Pro Fahrt werden mithilfe der Kfz-Telematik Zeit und Fahrzeugposition sowie Geschwindigkeit- und Beschleunigungs-, Kurven- oder Bremsverhalten erfasst. Versicherungsnehmende erhielten so einen unmittelbaren Eindruck von ihrem Fahrstil und könnten mittels dieses Feedbacks Einfluss auf das individuelle Risiko und damit auf die Versicherungsprämie nehmen.

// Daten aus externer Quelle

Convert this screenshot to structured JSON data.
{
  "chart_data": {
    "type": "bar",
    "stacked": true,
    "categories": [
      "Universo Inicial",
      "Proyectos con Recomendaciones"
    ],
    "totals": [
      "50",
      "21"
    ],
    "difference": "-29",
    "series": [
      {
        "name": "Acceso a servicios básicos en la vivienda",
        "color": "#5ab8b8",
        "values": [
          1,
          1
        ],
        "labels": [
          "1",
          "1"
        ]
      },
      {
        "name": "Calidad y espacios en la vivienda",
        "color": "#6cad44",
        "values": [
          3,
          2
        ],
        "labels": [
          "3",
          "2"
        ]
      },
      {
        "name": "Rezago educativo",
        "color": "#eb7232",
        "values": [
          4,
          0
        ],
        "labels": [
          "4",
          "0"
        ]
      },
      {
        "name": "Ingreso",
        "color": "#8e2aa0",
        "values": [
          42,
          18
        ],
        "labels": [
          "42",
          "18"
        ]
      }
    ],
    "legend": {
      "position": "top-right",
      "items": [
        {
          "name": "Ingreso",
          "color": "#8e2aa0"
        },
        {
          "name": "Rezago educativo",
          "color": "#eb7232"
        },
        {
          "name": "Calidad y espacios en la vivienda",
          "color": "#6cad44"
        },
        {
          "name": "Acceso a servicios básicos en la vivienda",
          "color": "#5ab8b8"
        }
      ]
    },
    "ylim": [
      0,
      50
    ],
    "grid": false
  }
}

„Durch das eigene Verhalten können die Kundinnen und Kunden also zu einem günstigeren Preis gelangen, der vielfach auch besser ihre subjektive Risikoeinschätzung als das bisherige Tarifgerüst widerspiegelt“, so Frank. Denn Auswertungen der Versicherungen zeigten, dass sich vor allem Fahrende mit einer tendenziell geringeren Unfallquote und damit einem niedrigeren Schadenbedarf für Telematiktarife entschieden. Das wird als allgemeine Selektionseffekte bezeichnet.

Gesamtkollektiv kann profitieren

„Die aus der Risikoverhaltensänderung resultierende sinkende Schadenlast könnte potenziell sogar auf das Gesamtkollektiv in Form sinkender Prämien ausstrahlen, wenn es sich dabei um einen nachhaltigen Trend handeln sollte“, führt Frank aus. Inwieweit ein solcher Effekt tatsächlich eintritt, kann nach DAV-Analysen zum gegenwärtigen Zeitpunkt noch nicht abschließend bewertet werden.

Ersten Untersuchungen zufolge weisen Fahrende mit einem schlechten Score eine drei- bis zehnmal höhere Unfallwahrscheinlichkeit als Fahrende mit gutem Score  auf, wobei die 20 bis 30 Prozent der Fahrenden mit der höchsten Unfallwahrscheinlichkeit in 30 bis 40 Prozent der Unfälle verwickelt sind.

„Mit der Kfz-Telematik eröffnen sich nicht nur für die Versicherungsnehmenden, sondern auch für die Aktuarwissenschaften völlig neue Perspektiven für die Beschreibung des relevanten Risikoverhaltens“, so Frank. An die Stelle von statischen Tarifmerkmalen treten Zeitreihen von Sensordaten, zudem ist jede Fahrt von individueller Länge und semantischer Struktur.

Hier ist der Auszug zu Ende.